I entered Turkey from Georgia by the black sea. There are no trains up there, so I had the good sense to take a bus - of which there are plenty in Turkey - to the nearest train station.

This meant a 9 hour bus ride from Hopa - an alleged hooker town according to my young Norweigian friend - to Erzurum overnight. The bus was new and clean, but it's still a bus.

We stopped about every 30 minutes, and the open door letting the cold air in kept waking me up. It was miserable. I got dropped off in the middle of the night at an empty bus station in Erzurum, and got hosed for 10 Turkish Lira for a 5 minute cab ride to the station since I had no idea where it was and it was 3:30AM.

This is the situation I left when I got on the train at 5:30 in the morning.
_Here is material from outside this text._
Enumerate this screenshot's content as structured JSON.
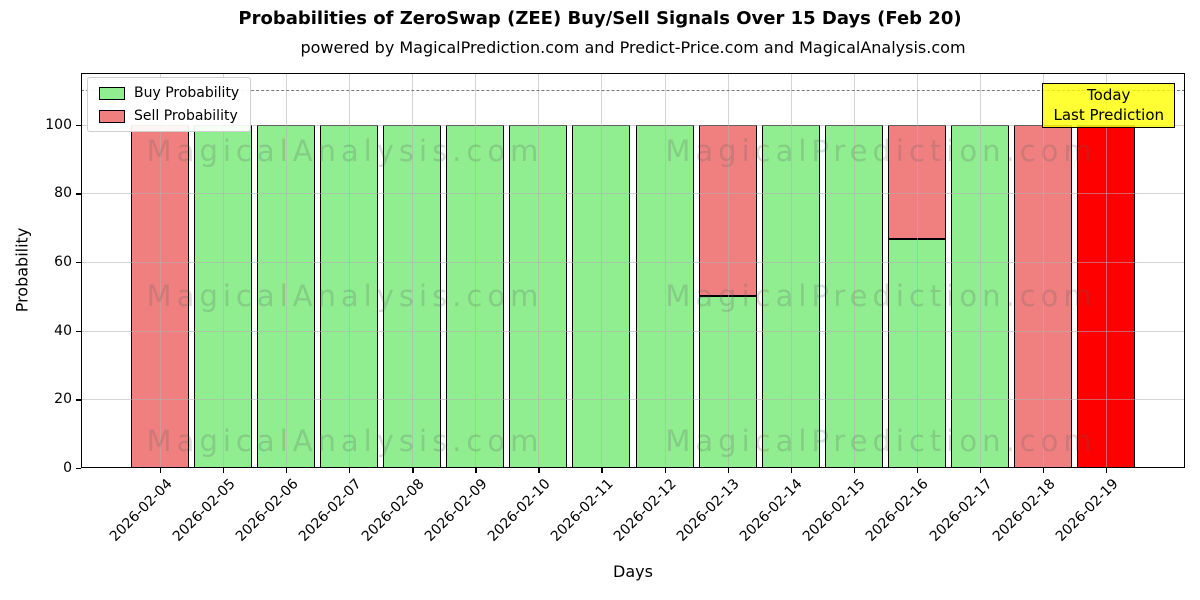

I had unknowingly bought a first class ticket for about $40 for the 16 hour ride. I had my own cabin to myself, with a little fridge and sink. The car attendant made my bed and gave me snacks. The train was modern and new and clean. There was a rug on the floor.

The window was enormous and crystal clear. It's surprising how big a difference something simple like a large, clean window can make to the enjoyment of the countryside.

And the countryside itself was spectacular: craggy mountain passes, muddy rivers, rolling hills with tongues of lingering snowfall.

The dining car was a bit overpriced, but beer and food were available, and I ate and drank since I brought no supplies with me.

I met a German kid who also had his own cabin, and we chatted in the dining car and I kicked his ass in chess due to an egregious oversight he made that gave me his queen. That seems to be the only way I win chess games.

I didn't want to get off when I arrived in Kayseri, bound for Cappadocia. The train was that comfortable and nice.

After my time in Cappadocia, I was happy to get back on the same train, the Dogu Express, Kars to Haydarapasa in Istanbul. It's not that I didn't like Cappadocia - it was fantastic - it's just that getting on a train is a real pleasure. The feeling of movement, the knowledge that you're going somewhere and all you have to do is sit back and read and rest, the luxury of space and being able to walk around.

I rode second class to Istanbul, about $20 for an 18 hour ride. My cabin could sleep 4 people, but I had it all to myself.

The best part about Turkish trains is that evidently, no one takes them. That means there are no crowds, no rush, no crammed compartments.

The second class bed wasn't quite as nice as the first class, but it was all to myself. Who can complain?

The car was second to the rear, in front of the first class car. The window was still big, the landscape was still pretty, though more development was obviously to be expected as we approached Istanbul.

I met no one this ride, but got to recline in my bed, reading Atlas Shrugged, and occasionaly entertaining some of the few other passengers with my presense as a foreigner.

Great views, cheap tickets, empty cabins, smooth rides. Turkish trains have been the best yet.